Abstract
Faillites - Juge-commissaire - Autorisation donnée au syndic de vendre un bien du failli - Vente de gré à gré - Possibilité pour l'acquéreur de formuler une nouvelle offre (non)
Résumé
Dès lors que le juge-commissaire a donné l'autorisation de vendre de gré à gré un bien du débiteur et que cette ordonnance n'a pas été contestée, l'acquéreur ne peut formuler une nouvelle offre devant le juge-commissaire, même pour un prix supérieur.
Motifs
COUR D'APPEL
ARRÊT DU 3 MARS 2020
En la cause de :
* - La SARL D., immatriculée au Répertoire du Commerce et de l'Industrie sous le n° X, ayant son siège social sis X2, 98000 Monaco, agissant poursuites et diligences de son représentant légal domicilié audit siège ;
Ayant élu domicile en l'Étude de Maître Thomas GIACCARDI, avocat-défenseur près la Cour d'appel de Monaco, et plaidant par ledit avocat-défenseur ;
APPELANTE,
d'une part,
contre :
* - 1/Monsieur a. GA., expert-comptable, domicilié en ses bureaux X3, 98000 Monaco, ès-qualités de syndic de la liquidation des biens de SAM B. ;
Ayant élu domicile en l'Étude de Maître Patricia REY, avocat-défenseur près la Cour d'appel de Monaco, et plaidant par Maître Clyde BILLAUD, avocat en cette même Cour ;
* - 2/Madame n. C., demeurant X1 98000 Monaco ;
Ayant élu domicile en l'Étude de Maître Christophe BALLERIO, avocat-défenseur près la Cour d'appel de Monaco, et plaidant par ledit avocat-défenseur ;
INTIMÉS,
En présence de :
Madame le Procureur Général, demeurant Palais de Justice, 5 rue Colonel Bellando de Castro, 98000 Monaco ;
COMPARAISSANT EN PERSONNE
d'autre part,
LA COUR,
Vu l'ordonnance rendue le 23 octobre 2019 (R. 434) par Monsieur le Juge commissaire de la liquidation des biens de la SAM B., publiée au Journal Officiel de Monaco du 1er novembre 2019 ;
Vu l'appel interjeté au Greffe général le 11 novembre 2019 par la SARL D. (enrôlée sous le n° 2020/000052) ;
Vu les convocations en date du 20 novembre 2019 ;
Vu l'arrêt avant dire droit en date du 10 décembre 2019 ;
Vu les conclusions déposées le 14 janvier 2020 par Maître Patricia REY, avocat-défenseur, au nom de Monsieur A. GA. ;
Vu les conclusions déposées le 22 janvier 2020 par Maître Christophe BALLERIO, avocat-défenseur, au nom de Madame n. C.;
Vu les conclusions déposées le 28 janvier 2020 par le ministère public ;
À l'audience du 4 février 2020, ouï les conseils des parties en leurs plaidoiries ;
Ouï le ministère public ;
Après en avoir délibéré conformément à la loi ;
La Cour statue sur l'appel relevé par la SARL D. à l'encontre d'une ordonnance rendue par Monsieur le Juge commissaire le 23 octobre 2019.

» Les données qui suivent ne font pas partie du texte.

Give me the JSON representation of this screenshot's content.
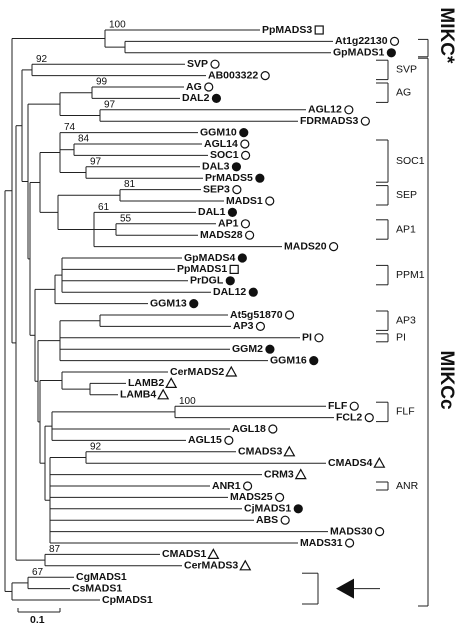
{
  "leaves": [
    {
      "label": "PpMADS3",
      "marker": "open-square"
    },
    {
      "label": "At1g22130",
      "marker": "open-circle"
    },
    {
      "label": "GpMADS1",
      "marker": "filled-circle"
    },
    {
      "label": "SVP",
      "marker": "open-circle"
    },
    {
      "label": "AB003322",
      "marker": "open-circle"
    },
    {
      "label": "AG",
      "marker": "open-circle"
    },
    {
      "label": "DAL2",
      "marker": "filled-circle"
    },
    {
      "label": "AGL12",
      "marker": "open-circle"
    },
    {
      "label": "FDRMADS3",
      "marker": "open-circle"
    },
    {
      "label": "GGM10",
      "marker": "filled-circle"
    },
    {
      "label": "AGL14",
      "marker": "open-circle"
    },
    {
      "label": "SOC1",
      "marker": "open-circle"
    },
    {
      "label": "DAL3",
      "marker": "filled-circle"
    },
    {
      "label": "PrMADS5",
      "marker": "filled-circle"
    },
    {
      "label": "SEP3",
      "marker": "open-circle"
    },
    {
      "label": "MADS1",
      "marker": "open-circle"
    },
    {
      "label": "DAL1",
      "marker": "filled-circle"
    },
    {
      "label": "AP1",
      "marker": "open-circle"
    },
    {
      "label": "MADS28",
      "marker": "open-circle"
    },
    {
      "label": "MADS20",
      "marker": "open-circle"
    },
    {
      "label": "GpMADS4",
      "marker": "filled-circle"
    },
    {
      "label": "PpMADS1",
      "marker": "open-square"
    },
    {
      "label": "PrDGL",
      "marker": "filled-circle"
    },
    {
      "label": "DAL12",
      "marker": "filled-circle"
    },
    {
      "label": "GGM13",
      "marker": "filled-circle"
    },
    {
      "label": "At5g51870",
      "marker": "open-circle"
    },
    {
      "label": "AP3",
      "marker": "open-circle"
    },
    {
      "label": "PI",
      "marker": "open-circle"
    },
    {
      "label": "GGM2",
      "marker": "filled-circle"
    },
    {
      "label": "GGM16",
      "marker": "filled-circle"
    },
    {
      "label": "CerMADS2",
      "marker": "open-triangle"
    },
    {
      "label": "LAMB2",
      "marker": "open-triangle"
    },
    {
      "label": "LAMB4",
      "marker": "open-triangle"
    },
    {
      "label": "FLF",
      "marker": "open-circle"
    },
    {
      "label": "FCL2",
      "marker": "open-circle"
    },
    {
      "label": "AGL18",
      "marker": "open-circle"
    },
    {
      "label": "AGL15",
      "marker": "open-circle"
    },
    {
      "label": "CMADS3",
      "marker": "open-triangle"
    },
    {
      "label": "CMADS4",
      "marker": "open-triangle"
    },
    {
      "label": "CRM3",
      "marker": "open-triangle"
    },
    {
      "label": "ANR1",
      "marker": "open-circle"
    },
    {
      "label": "MADS25",
      "marker": "open-circle"
    },
    {
      "label": "CjMADS1",
      "marker": "filled-circle"
    },
    {
      "label": "ABS",
      "marker": "open-circle"
    },
    {
      "label": "MADS30",
      "marker": "open-circle"
    },
    {
      "label": "MADS31",
      "marker": "open-circle"
    },
    {
      "label": "CMADS1",
      "marker": "open-triangle"
    },
    {
      "label": "CerMADS3",
      "marker": "open-triangle"
    },
    {
      "label": "CgMADS1",
      "marker": "none"
    },
    {
      "label": "CsMADS1",
      "marker": "none"
    },
    {
      "label": "CpMADS1",
      "marker": "none"
    }
  ],
  "bootstrap": [
    100,
    92,
    99,
    97,
    84,
    74,
    97,
    81,
    61,
    55,
    100,
    92,
    87,
    67
  ],
  "groups": [
    "SVP",
    "AG",
    "SOC1",
    "SEP",
    "AP1",
    "PPM1",
    "AP3",
    "PI",
    "FLF",
    "ANR"
  ],
  "clades": [
    "MIKC*",
    "MIKCc"
  ],
  "scale_label": "0.1"
}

Considérant les faits suivants :
Suivant requête en date du 18 octobre 2019 adressée au juge-commissaire de la liquidation des biens de la SAM B., prononcée par jugement du Tribunal de première instance du 22 mars 2018, A. GA., syndic de ladite liquidation des biens, a sollicité l'autorisation de céder la marque « E. » propriété de la SAM B., à n. C. moyennant le prix de 33.300 euros, en application des articles 535 et 538 du Code de commerce.
Suivant ordonnance en date du 23 octobre 2019, le juge-commissaire a fait droit à la requête sous réserve de l'homologation du Tribunal.

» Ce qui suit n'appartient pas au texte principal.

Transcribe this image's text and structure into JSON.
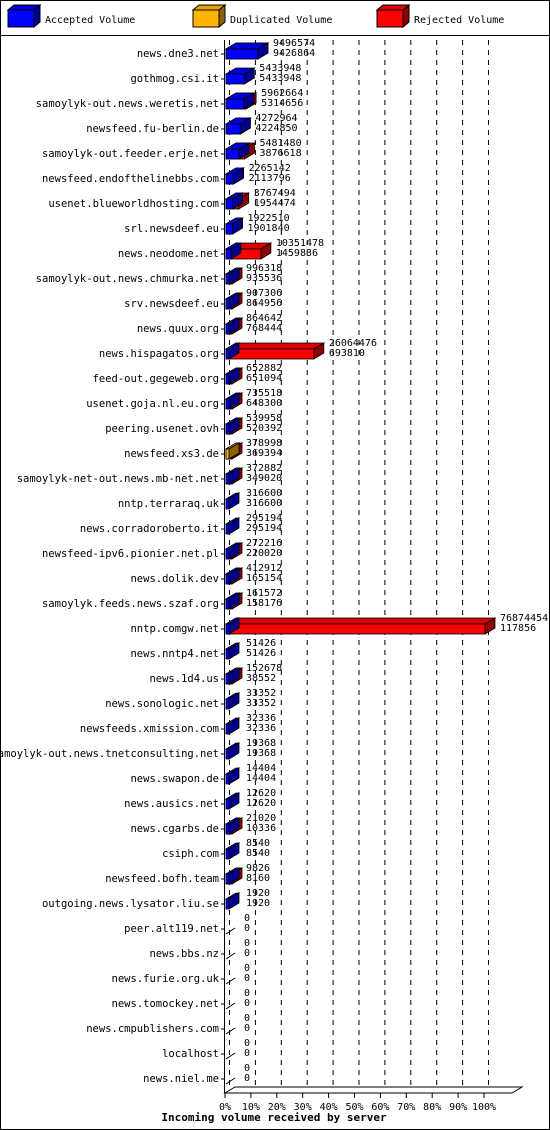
{
  "chart_data": {
    "type": "bar",
    "xlabel": "Incoming volume received by server",
    "ticks": [
      "0%",
      "10%",
      "20%",
      "30%",
      "40%",
      "50%",
      "60%",
      "70%",
      "80%",
      "90%",
      "100%"
    ],
    "legend": [
      {
        "label": "Accepted Volume",
        "color": "#0000ff"
      },
      {
        "label": "Duplicated Volume",
        "color": "#ffb400"
      },
      {
        "label": "Rejected Volume",
        "color": "#ff0000"
      }
    ],
    "max_value": 76874454,
    "servers": [
      {
        "name": "news.dne3.net",
        "total": 9496574,
        "accepted": 9426864,
        "kind": "accepted"
      },
      {
        "name": "gothmog.csi.it",
        "total": 5433948,
        "accepted": 5433948,
        "kind": "accepted"
      },
      {
        "name": "samoylyk-out.news.weretis.net",
        "total": 5962664,
        "accepted": 5314656,
        "kind": "accepted"
      },
      {
        "name": "newsfeed.fu-berlin.de",
        "total": 4272964,
        "accepted": 4224850,
        "kind": "accepted"
      },
      {
        "name": "samoylyk-out.feeder.erje.net",
        "total": 5481480,
        "accepted": 3876618,
        "kind": "accepted"
      },
      {
        "name": "newsfeed.endofthelinebbs.com",
        "total": 2265142,
        "accepted": 2113796,
        "kind": "accepted"
      },
      {
        "name": "usenet.blueworldhosting.com",
        "total": 3767494,
        "accepted": 1954474,
        "kind": "accepted"
      },
      {
        "name": "srl.newsdeef.eu",
        "total": 1922510,
        "accepted": 1901840,
        "kind": "accepted"
      },
      {
        "name": "news.neodome.net",
        "total": 10351478,
        "accepted": 1459836,
        "kind": "accepted"
      },
      {
        "name": "samoylyk-out.news.chmurka.net",
        "total": 996318,
        "accepted": 935536,
        "kind": "accepted"
      },
      {
        "name": "srv.newsdeef.eu",
        "total": 907306,
        "accepted": 864956,
        "kind": "accepted"
      },
      {
        "name": "news.quux.org",
        "total": 864642,
        "accepted": 768444,
        "kind": "accepted"
      },
      {
        "name": "news.hispagatos.org",
        "total": 26064476,
        "accepted": 693810,
        "kind": "accepted"
      },
      {
        "name": "feed-out.gegeweb.org",
        "total": 652882,
        "accepted": 651094,
        "kind": "accepted"
      },
      {
        "name": "usenet.goja.nl.eu.org",
        "total": 735518,
        "accepted": 648300,
        "kind": "accepted"
      },
      {
        "name": "peering.usenet.ovh",
        "total": 539958,
        "accepted": 520392,
        "kind": "accepted"
      },
      {
        "name": "newsfeed.xs3.de",
        "total": 378998,
        "accepted": 369394,
        "kind": "duplicated"
      },
      {
        "name": "samoylyk-net-out.news.mb-net.net",
        "total": 372882,
        "accepted": 349020,
        "kind": "accepted"
      },
      {
        "name": "nntp.terraraq.uk",
        "total": 316600,
        "accepted": 316600,
        "kind": "accepted"
      },
      {
        "name": "news.corradoroberto.it",
        "total": 295194,
        "accepted": 295194,
        "kind": "accepted"
      },
      {
        "name": "newsfeed-ipv6.pionier.net.pl",
        "total": 272216,
        "accepted": 220020,
        "kind": "accepted"
      },
      {
        "name": "news.dolik.dev",
        "total": 412912,
        "accepted": 165154,
        "kind": "accepted"
      },
      {
        "name": "samoylyk.feeds.news.szaf.org",
        "total": 161572,
        "accepted": 158176,
        "kind": "accepted"
      },
      {
        "name": "nntp.comgw.net",
        "total": 76874454,
        "accepted": 117856,
        "kind": "accepted"
      },
      {
        "name": "news.nntp4.net",
        "total": 51426,
        "accepted": 51426,
        "kind": "accepted"
      },
      {
        "name": "news.1d4.us",
        "total": 152678,
        "accepted": 38552,
        "kind": "accepted"
      },
      {
        "name": "news.sonologic.net",
        "total": 33352,
        "accepted": 33352,
        "kind": "accepted"
      },
      {
        "name": "newsfeeds.xmission.com",
        "total": 32336,
        "accepted": 32336,
        "kind": "accepted"
      },
      {
        "name": "samoylyk-out.news.tnetconsulting.net",
        "total": 19368,
        "accepted": 19368,
        "kind": "accepted"
      },
      {
        "name": "news.swapon.de",
        "total": 14404,
        "accepted": 14404,
        "kind": "accepted"
      },
      {
        "name": "news.ausics.net",
        "total": 12620,
        "accepted": 12620,
        "kind": "accepted"
      },
      {
        "name": "news.cgarbs.de",
        "total": 21020,
        "accepted": 10336,
        "kind": "accepted"
      },
      {
        "name": "csiph.com",
        "total": 8540,
        "accepted": 8540,
        "kind": "accepted"
      },
      {
        "name": "newsfeed.bofh.team",
        "total": 9826,
        "accepted": 8160,
        "kind": "accepted"
      },
      {
        "name": "outgoing.news.lysator.liu.se",
        "total": 1920,
        "accepted": 1920,
        "kind": "accepted"
      },
      {
        "name": "peer.alt119.net",
        "total": 0,
        "accepted": 0,
        "kind": "accepted"
      },
      {
        "name": "news.bbs.nz",
        "total": 0,
        "accepted": 0,
        "kind": "accepted"
      },
      {
        "name": "news.furie.org.uk",
        "total": 0,
        "accepted": 0,
        "kind": "accepted"
      },
      {
        "name": "news.tomockey.net",
        "total": 0,
        "accepted": 0,
        "kind": "accepted"
      },
      {
        "name": "news.cmpublishers.com",
        "total": 0,
        "accepted": 0,
        "kind": "accepted"
      },
      {
        "name": "localhost",
        "total": 0,
        "accepted": 0,
        "kind": "accepted"
      },
      {
        "name": "news.niel.me",
        "total": 0,
        "accepted": 0,
        "kind": "accepted"
      }
    ]
  }
}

Le 11 novembre 2019 la SARL D. a relevé appel de cette ordonnance publiée le ler novembre 2019 au Journal de Monaco.
Aux termes d'un arrêt en date du 10 décembre 2019, la Cour d'appel de Monaco visant les dispositions de l'article 418 du Code de commerce a déclaré l'appel recevable et renvoyé la cause et les parties à conclure dans le cadre d'un calendrier procédural destiné à assurer le contradictoire.
Par l'ordonnance déférée, le juge-commissaire de la liquidation des biens de la société B., constatant que la vente aux enchères de la marque « F. » serait trop dispendieuse, a estimé opportun d'autoriser la cession susvisée en observant que la valeur de la marque correspondante s'avérant manifestement supérieure à 7.600 euros, montant résultant de l'application combinée des articles 538 du Code de commerce et 393 du Code civil, l'homologation du Tribunal de première instance apparaît donc nécessaire.
La SARL D. a formé le 11 novembre 2019 une déclaration d'appel conformément aux dispositions de l'article 418 du Code de commerce à l'encontre de l'ordonnance du juge-commissaire en date du 23 octobre 2019 à l'effet de voir infirmer l'ordonnance du 23 octobre 2019 en l'état de l'ordonnance rendue le 6 septembre précédent autorisant le syndic à lui céder la marque litigieuse « E. ».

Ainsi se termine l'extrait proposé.